The more I’ve been thinking about the situation on the Strip, the more I’m convinced that those who have a major stake in the continued viability of the Strip as a walkable pedestrian thoroughfare really need a better response to the performers/panhandlers/salespeople who are crowding out the tourists. So I wrote an open letter to the Nevada Resort Association, the body that represents the state’s gaming and resort industry, in the latest Las Vegas Business Press:
As a rule I don’t write open letters; I’ll leave that to someone with an axe to grind, whether it’s because their neighbor’s dog won’t stop barking or mind control rays are seeping through their artfully constructed tin-foil hat. In the next few paragraphs I don’t want to raise a grievance, just encourage a robust discussion of an issue that’s important to the economic health of Nevada.
To put it bluntly, the situation on the Strip and downtown with costumed “performers” and other assorted smut peddlers, water, liquor and drug salesmen, and even three-card monte hustlers intimidating and preying on passers-by has gone from nuisance to menace. It’s getting difficult to walk very far–whether it’s on the sidewalk or on the pedestrian bridges that link major properties — without being hassled.
via Las Vegas Business Press :: Opinion : Street ‘performers’ should be checked, regulated.
What bugs me is that the NRA was able to lobby the Clark County Commission for a change in the law that basically criminalized Dotty’s, the slot parlor/tavern chain that 99% of visitors to Vegas will never set foot in, but it has been mum when it comes to the deteriorating condition of the pedestrian Strip, something that impacts a good number of the visitors that pay for hotel rooms and spend money in Las Vegas.
Why is it that the county is willing to fight a protracted legal battle to put Dotty’s out of business, but won’t investigate ways to limit the nuisance that licensed, unregulated “businesses” on the Strip present to our visitors? I’m not aware of any public safety issues associated with Dotty’s; no brawls over tchotkes between grandmas spilling out into the street, no grievances from patrons about the hard candy being substandard. But talking to Metro and to visitors to Vegas who walk the Strip, I’ve heard plenty of complaints and even what sound like legitimate concerns over public safety. What gives?

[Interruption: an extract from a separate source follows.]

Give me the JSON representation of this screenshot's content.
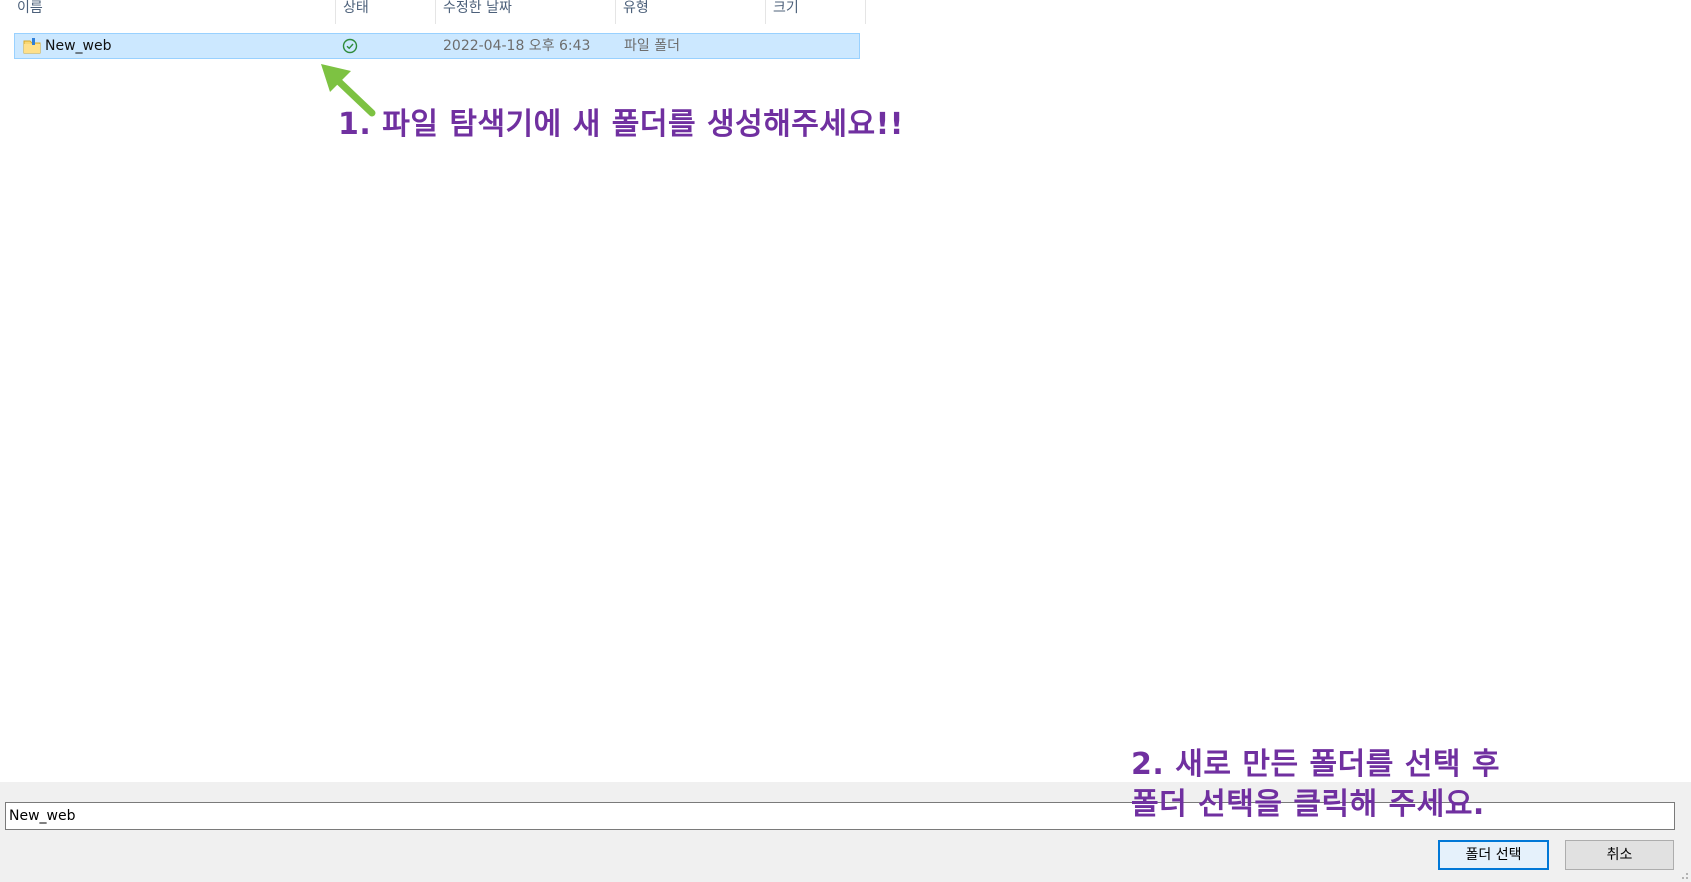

At the very least, Metro needs to be empowered to tackle those who are out-and-out breaking the law–particularly the 3-card monte hucksters and the liquor salesman. Setting up discrete areas where performers can ply their trade without impinging the ability of pedestrians to get from point A to point B is another idea that deserves, at least, serious consideration.
We really ignore the impact that street-level safety and comfort concerns have on future visitation at our own peril. Those who are entrusted with running the state’s resort industry should spend a few hours riding along with Metro–or just try walking from the MGM Grand to Caesars Palace one night–to get a better idea of what they’re up against.